É muito importante perceber que homens negros são vítima de racismo e, inclusive, estão abaixo das mulheres brancas na pirâmide social. Trazer á tona essas identidades passa a ser uma questão prioritária. Em sua análise, ao não universalizar nem a categoria mulher e nem a homem, Kilomba cumpre esse papel.
Reconhecer o status de mulheres brancas e homens negros como oscilante nos possibilita a enxergar as especificidades desses grupos e romper com a invisibilidade da realidade das mulheres negras. Por exemplo, ainda é muito comum a gente ouvir a seguinte afirmação: "mulheres ganham 30% a menos do que homens no Brasil", quando a discussão é desigualdade salarial.

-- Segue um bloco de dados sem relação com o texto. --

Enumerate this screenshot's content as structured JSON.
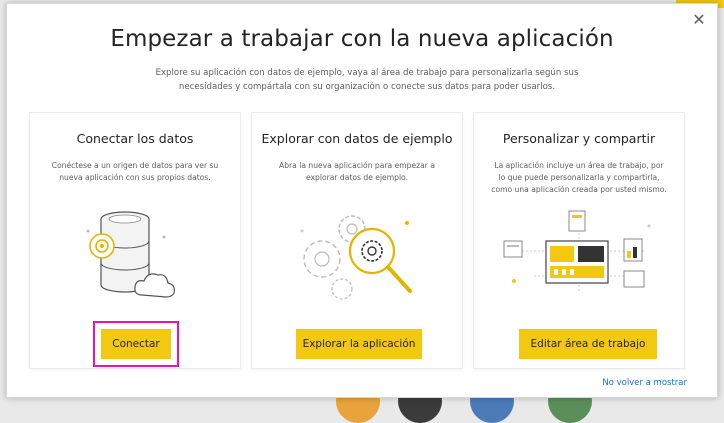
{
  "dialog": {
    "title": "Empezar a trabajar con la nueva aplicación",
    "subtitle": "Explore su aplicación con datos de ejemplo, vaya al área de trabajo para personalizarla según sus necesidades y compártala con su organización o conecte sus datos para poder usarlos.",
    "close_icon": "close-icon",
    "footer_link": "No volver a mostrar"
  },
  "cards": [
    {
      "title": "Conectar los datos",
      "description": "Conéctese a un origen de datos para ver su nueva aplicación con sus propios datos.",
      "button": "Conectar",
      "icon": "database-cloud-icon"
    },
    {
      "title": "Explorar con datos de ejemplo",
      "description": "Abra la nueva aplicación para empezar a explorar datos de ejemplo.",
      "button": "Explorar la aplicación",
      "icon": "gears-magnifier-icon"
    },
    {
      "title": "Personalizar y compartir",
      "description": "La aplicación incluye un área de trabajo, por lo que puede personalizarla y compartirla, como una aplicación creada por usted mismo.",
      "button": "Editar área de trabajo",
      "icon": "dashboard-network-icon"
    }
  ],
  "colors": {
    "accent": "#f2c811",
    "highlight": "#e616a8",
    "link": "#1a6fc5"
  }
}
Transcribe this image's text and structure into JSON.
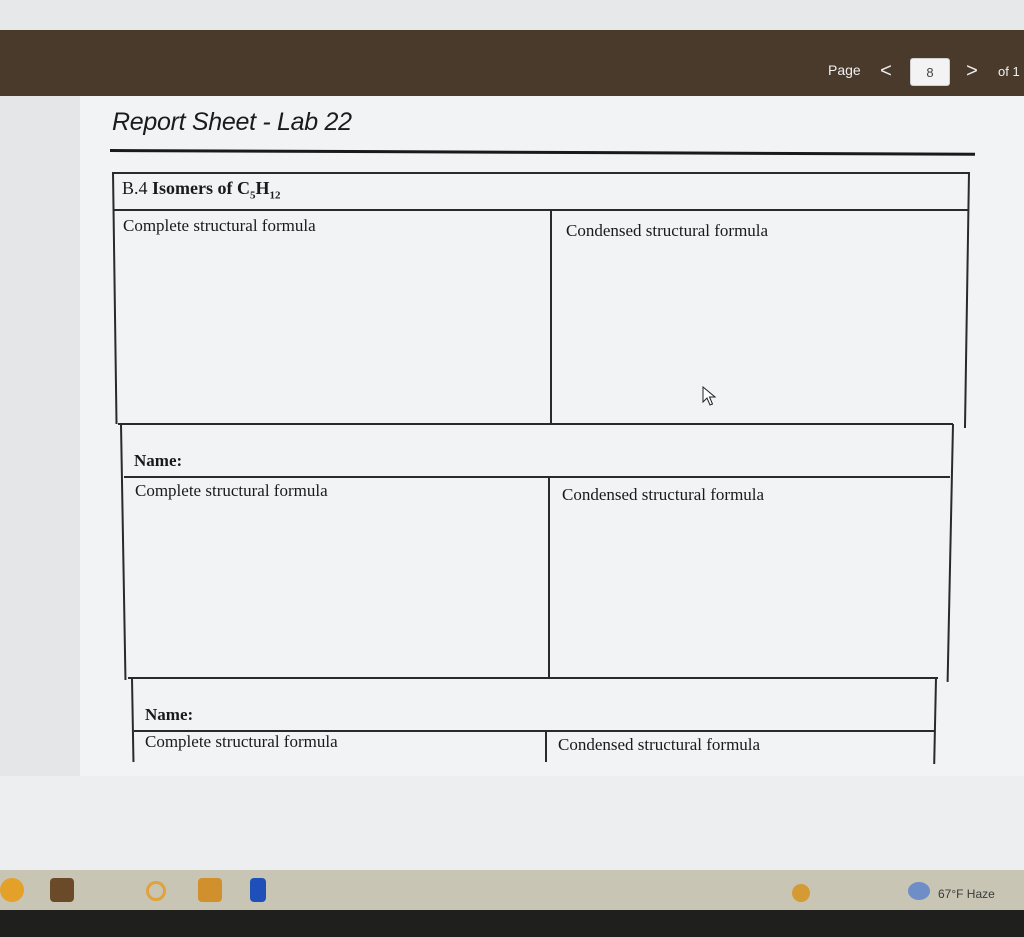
{
  "viewer": {
    "page_label": "Page",
    "prev_symbol": "<",
    "current_page": "8",
    "next_symbol": ">",
    "of_label": "of 1"
  },
  "document": {
    "title": "Report Sheet - Lab 22",
    "section": {
      "heading_prefix": "B.4",
      "heading_word": "Isomers of",
      "formula_c": "C",
      "formula_c_sub": "5",
      "formula_h": "H",
      "formula_h_sub": "12"
    },
    "blocks": [
      {
        "left_label": "Complete structural formula",
        "right_label": "Condensed structural formula"
      },
      {
        "name_label": "Name:",
        "left_label": "Complete structural formula",
        "right_label": "Condensed structural formula"
      },
      {
        "name_label": "Name:",
        "left_label": "Complete structural formula",
        "right_label": "Condensed structural formula"
      }
    ]
  },
  "taskbar": {
    "icons": [
      "edge-icon",
      "store-icon",
      "key-icon",
      "mail-icon",
      "phone-icon"
    ],
    "weather": "67°F Haze",
    "colors": {
      "toolbar": "#4a3a2c",
      "taskbar": "#c9c5b4"
    }
  }
}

Essa afirmação está incorreta? Logicamente, não, mas sim do ponto de vista ético. Explico: mulheres brancas ganham 30% a menos do que homens brancos. Homens negros ganham menos do que mulheres brancas e mulheres negras ganham menos do que todos. Segundo pesquisa desenvolvida pelo Ministério do Trabalho e Previdência Social em parceria com o Instituto de ´Pesquisa Econômica Aplicada (IPEA), de 2016, 39,6 % das mulheres negras estão inseridas em relações precárias de trabalho, seguidas pelos homens negros (31,6%), mulheres brancas (26,9%) e homens brancos (20,6%).
Ainda segundo a pesquisa, mulheres negras eram o maior contingente de pessoas desempregadas e no trabalho doméstico. Essa e outras pesquisas que pensam a partir dos lugares marcados dos grupos sociais conseguem estar mais próximas da realidade e gerar demandas para políticas públicas. Isso porque quando ainda se insiste nessa visão homogênea de homens e mulheres, homens negros e mulheres negras ficam implícitos e acabam não sendo beneficiários de políticas importantes e, estando mais apartados ainda, de serem aqueles que pensam tais políticas.
Quando, muitas vezes, é apresentada a importância de se pensar políticas públicas para mulheres, comumente ouvimos que as políticas devem ser para todos . Mas quem são esses todos ou quanto cabem esses "todos"? Se mulheres, sobretudo negras, estão num lugar de maior vulnerabilidade social justamente porque essa sociedade produz essas desigualdades, se não se olhara atentamente para elas, se impossibilita o avanço de modo mais profundo. Melhorar o índice de desenvolvimento humano de grupos vulneráveis deveria ser entendido como melhorar o índice de desenvolvimento humano de de uma cidade, de um país.
E, para tal, é preciso focar essa realidade, ou como as feministas negras afirmam há muito: nomear. Se não se nomeia uma realidade, sequer serão pensadas melhorias para uma realidade que segue invisível. A insistências em falar de mulheres como universais, não marcando as diferenças existentes, faz com que somente parte desse ser mulher seja visto. Segundo o Mapa da Violência de 2015, aumentou em 54,8%, o assassinato de mulheres negras ao passo que o de mulheres brancas diminuiu em 9,6%. Esse aumento alarmante nos mostra a falta de um olhar étnico racial no momento de se pensar políticas de enfrentamento á violência contra as mulheres, já que essa políticas não estão alcançando as mulheres negras.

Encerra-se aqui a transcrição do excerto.